Als Geigenbauer baut man natürlich nicht nur Geigen, sondern auch Bratschen und Celli. Im traditionellen Geigenbau wird wie schon vor Jahrhunderten in fast ausschließlicher Handarbeit in vielen Stunden das Instrument vom rohen Holzklotz bis zum fertigen Instrument gebaut.
Ursprünglich sah es einmal so aus......
Eine Grundvoraussetzung für eine gut klingendes Instrument ist die richtige Wahl des Tonholzes. Durch einen glücklichen Zufall kam die Geigenbauwerkstatt Adam über Nachfahren eines vogtl. Geigenbauers in den Besitz von teilweise über 100 Jahre altem abgelagerten Tonholz.
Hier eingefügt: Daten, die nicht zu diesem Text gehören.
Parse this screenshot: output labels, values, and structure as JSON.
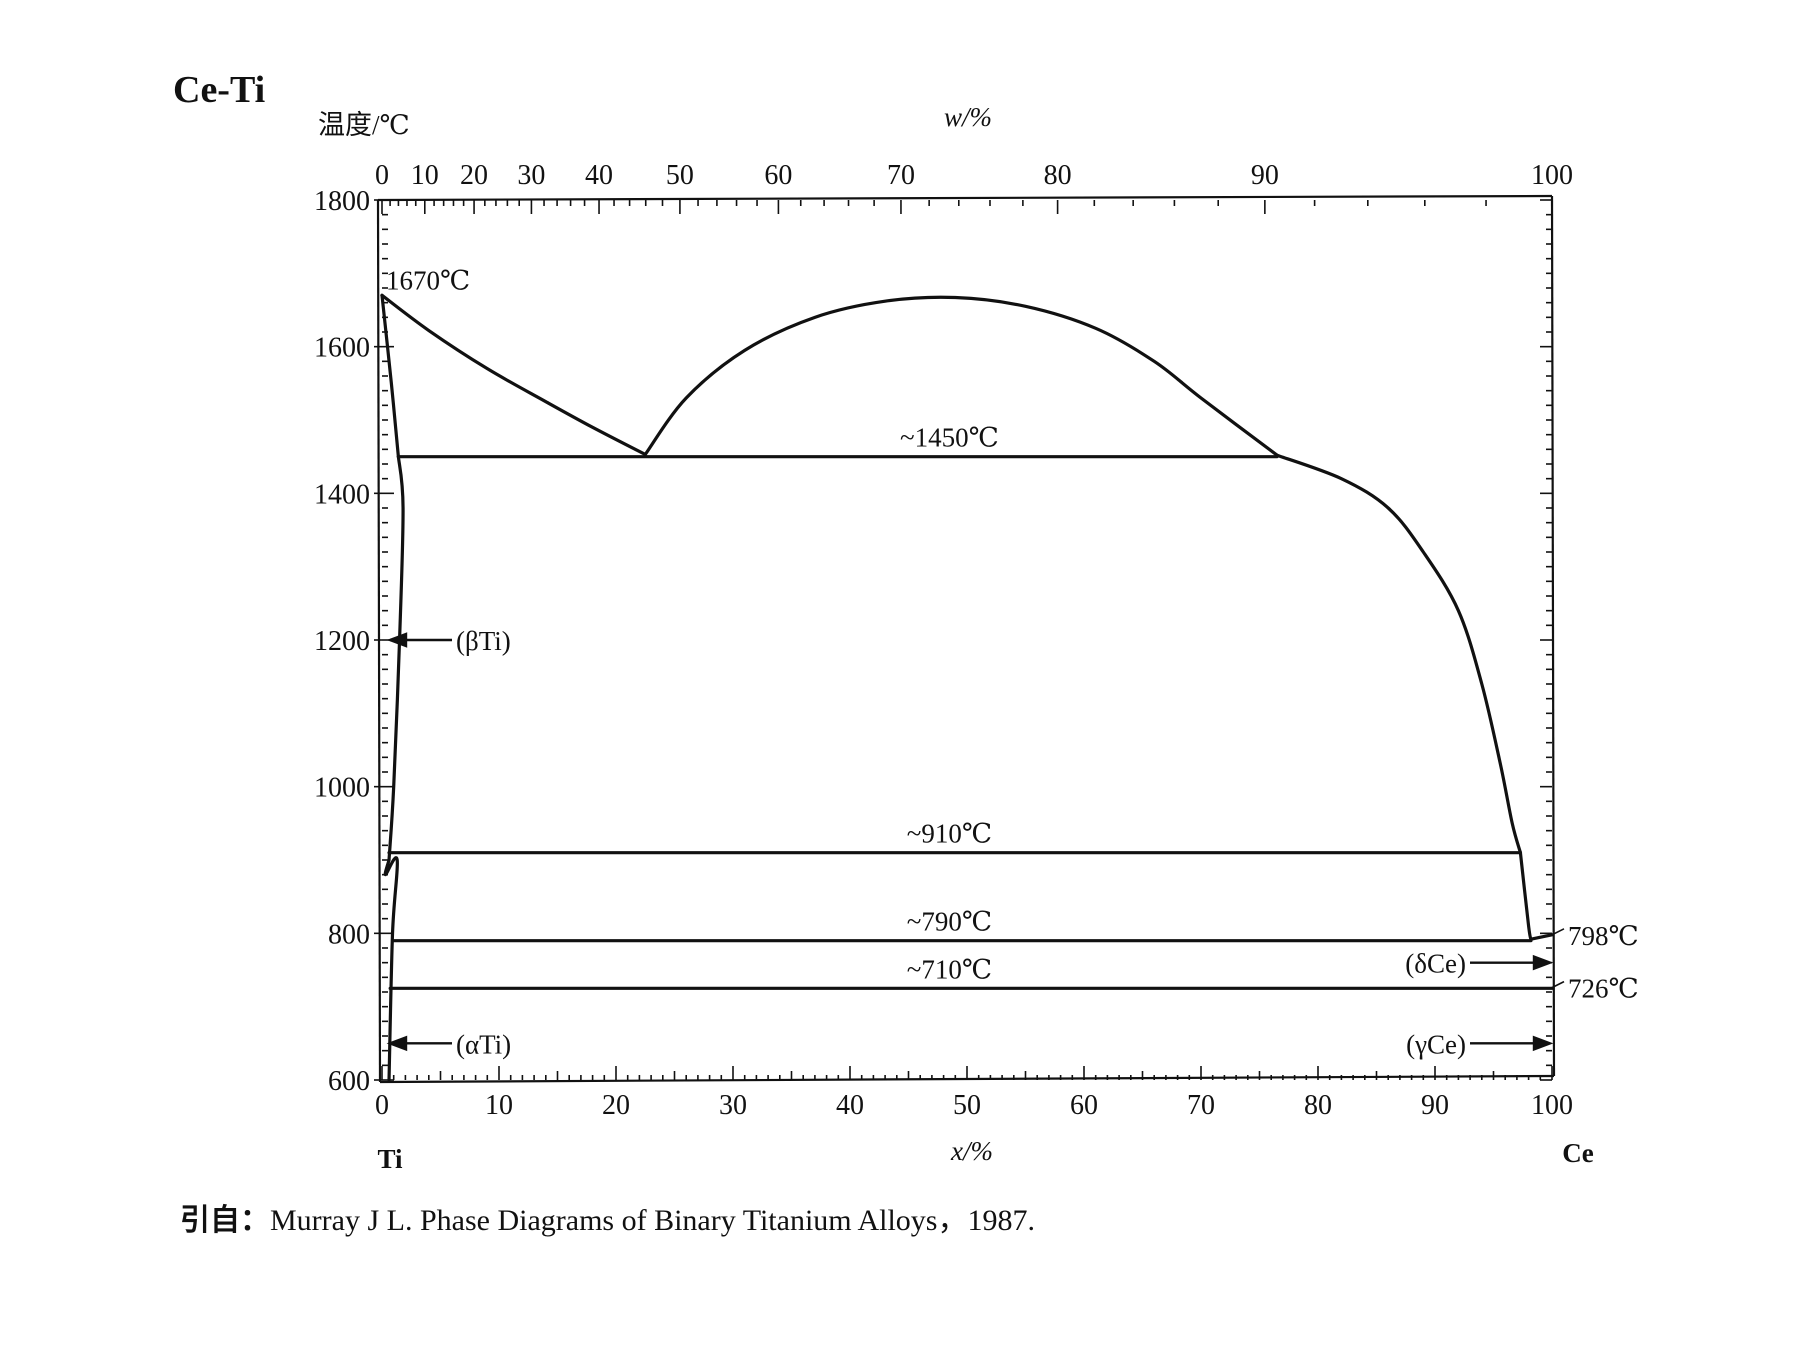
{
  "title": "Ce-Ti",
  "y_axis_title": "温度/℃",
  "top_axis_title": "w/%",
  "bottom_axis_title": "x/%",
  "left_element": "Ti",
  "right_element": "Ce",
  "citation_prefix": "引自",
  "citation_text": "Murray J L. Phase Diagrams of Binary Titanium Alloys，1987.",
  "chart_data": {
    "type": "phase-diagram",
    "ylim": [
      600,
      1800
    ],
    "xlim": [
      0,
      100
    ],
    "y_ticks": [
      1800,
      1600,
      1400,
      1200,
      1000,
      800,
      600
    ],
    "x_ticks": [
      0,
      10,
      20,
      30,
      40,
      50,
      60,
      70,
      80,
      90,
      100
    ],
    "top_ticks": [
      0,
      10,
      20,
      30,
      40,
      50,
      60,
      70,
      80,
      90,
      100
    ],
    "curves": [
      {
        "name": "liquidus-ti-side",
        "points": [
          [
            0,
            1670
          ],
          [
            4,
            1622
          ],
          [
            9,
            1570
          ],
          [
            14,
            1525
          ],
          [
            18,
            1490
          ],
          [
            22.5,
            1453
          ]
        ]
      },
      {
        "name": "miscibility-gap",
        "points": [
          [
            22.5,
            1453
          ],
          [
            26,
            1530
          ],
          [
            31,
            1595
          ],
          [
            37,
            1640
          ],
          [
            43,
            1662
          ],
          [
            49,
            1667
          ],
          [
            55,
            1655
          ],
          [
            61,
            1625
          ],
          [
            66,
            1580
          ],
          [
            70,
            1530
          ],
          [
            76.5,
            1452
          ]
        ]
      },
      {
        "name": "liquidus-ce-side",
        "points": [
          [
            76.5,
            1452
          ],
          [
            82,
            1420
          ],
          [
            86,
            1380
          ],
          [
            89,
            1320
          ],
          [
            92,
            1240
          ],
          [
            94,
            1140
          ],
          [
            95.6,
            1030
          ],
          [
            96.6,
            950
          ],
          [
            97.3,
            910
          ]
        ]
      },
      {
        "name": "ce-bcc-solvus",
        "points": [
          [
            97.3,
            910
          ],
          [
            98,
            810
          ],
          [
            98.2,
            792
          ]
        ]
      },
      {
        "name": "ti-solidus",
        "points": [
          [
            0,
            1670
          ],
          [
            0.8,
            1550
          ],
          [
            1.4,
            1450
          ]
        ]
      },
      {
        "name": "ti-beta-solvus",
        "points": [
          [
            1.4,
            1450
          ],
          [
            1.8,
            1380
          ],
          [
            1.5,
            1200
          ],
          [
            1.0,
            1000
          ],
          [
            0.6,
            900
          ]
        ]
      },
      {
        "name": "ti-alpha-boundary",
        "points": [
          [
            0.6,
            900
          ],
          [
            0.3,
            880
          ],
          [
            1.3,
            900
          ],
          [
            0.9,
            800
          ],
          [
            0.6,
            600
          ]
        ]
      },
      {
        "name": "ce-end",
        "points": [
          [
            98.2,
            792
          ],
          [
            100,
            798
          ]
        ]
      }
    ],
    "isotherms": [
      {
        "label": "~1450℃",
        "y": 1450,
        "x_start": 1.4,
        "x_end": 76.5
      },
      {
        "label": "~910℃",
        "y": 910,
        "x_start": 0.6,
        "x_end": 97.3
      },
      {
        "label": "~790℃",
        "y": 790,
        "x_start": 0.9,
        "x_end": 98.2
      },
      {
        "label": "~710℃",
        "y": 725,
        "x_start": 0.7,
        "x_end": 100
      }
    ],
    "annotations": [
      {
        "label": "1670℃",
        "x": 0,
        "y": 1670
      },
      {
        "label": "798℃",
        "x": 100,
        "y": 798
      },
      {
        "label": "726℃",
        "x": 100,
        "y": 726
      }
    ],
    "phase_labels": [
      {
        "label": "(βTi)",
        "x": 0,
        "y": 1200,
        "arrow_to": "left"
      },
      {
        "label": "(αTi)",
        "x": 0,
        "y": 650,
        "arrow_to": "left"
      },
      {
        "label": "(δCe)",
        "x": 100,
        "y": 760,
        "arrow_to": "right"
      },
      {
        "label": "(γCe)",
        "x": 100,
        "y": 650,
        "arrow_to": "right"
      }
    ]
  }
}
....das neu gebaute "weiße" Cello
Bis zur entgültigen Fertigstellung sind wie bei diesem Cello ungefähr 500 Arbeitsstunden nötig. Es handelt sich um eine Kopie eines italienischen Cellos aus dem 18.Jh
Die Zargenbrettchen werden befeuchtet und unter Hitze mit einem Biegeeisen passend an ein Formbrett, welches den Korpusumriss vorgibt, gebogen.Die fertig gebogenen Zargen werden an die am Formbrett gehefteten Eck-, Ober- und Unterklotz angeleimt. Um eine breitere Leimfläche für Decke und Boden zu erhalten, werden zusätzlich Reifchen gebogen und an die Zargen geleimt.
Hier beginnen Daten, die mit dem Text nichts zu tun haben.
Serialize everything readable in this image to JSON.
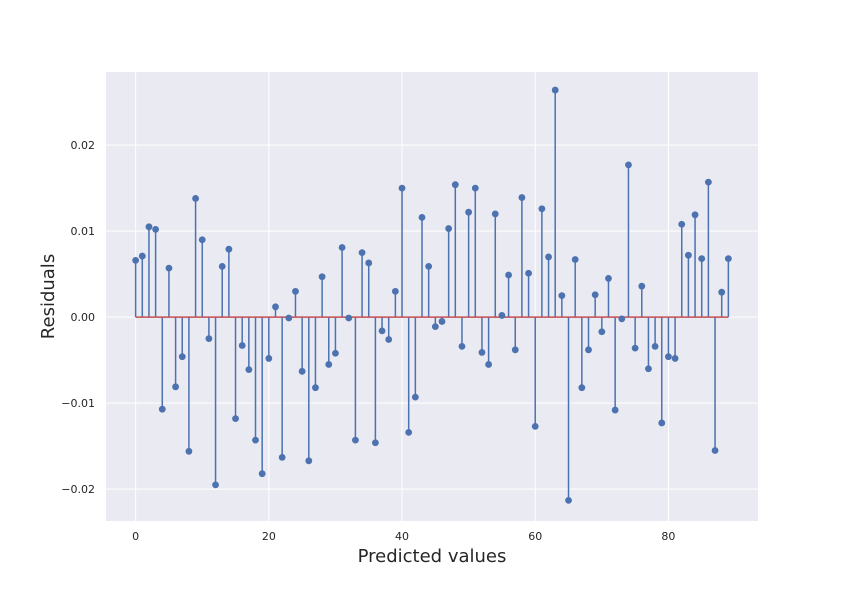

Bereits beim ersten Anhobeln mit dem Fughobel bekommt man ein Gefühl für die Festigkeit des Holzes. Dies ist wichtig, um die spätere Ausarbeitung der Holzstärke festzulegen. So kann ein langsam gewachsenes Holz mit größerer Festigkeit etwas dünner ausgearbeitet werden. Dementsprechend muß weicheres Holz etwas dicker gelassen werden. Decke und Boden werden gefugt. Nach dem die Grundflächen Plan gehobelt wurden, dient der Zargenkranz als Vorlage zum Aussägen.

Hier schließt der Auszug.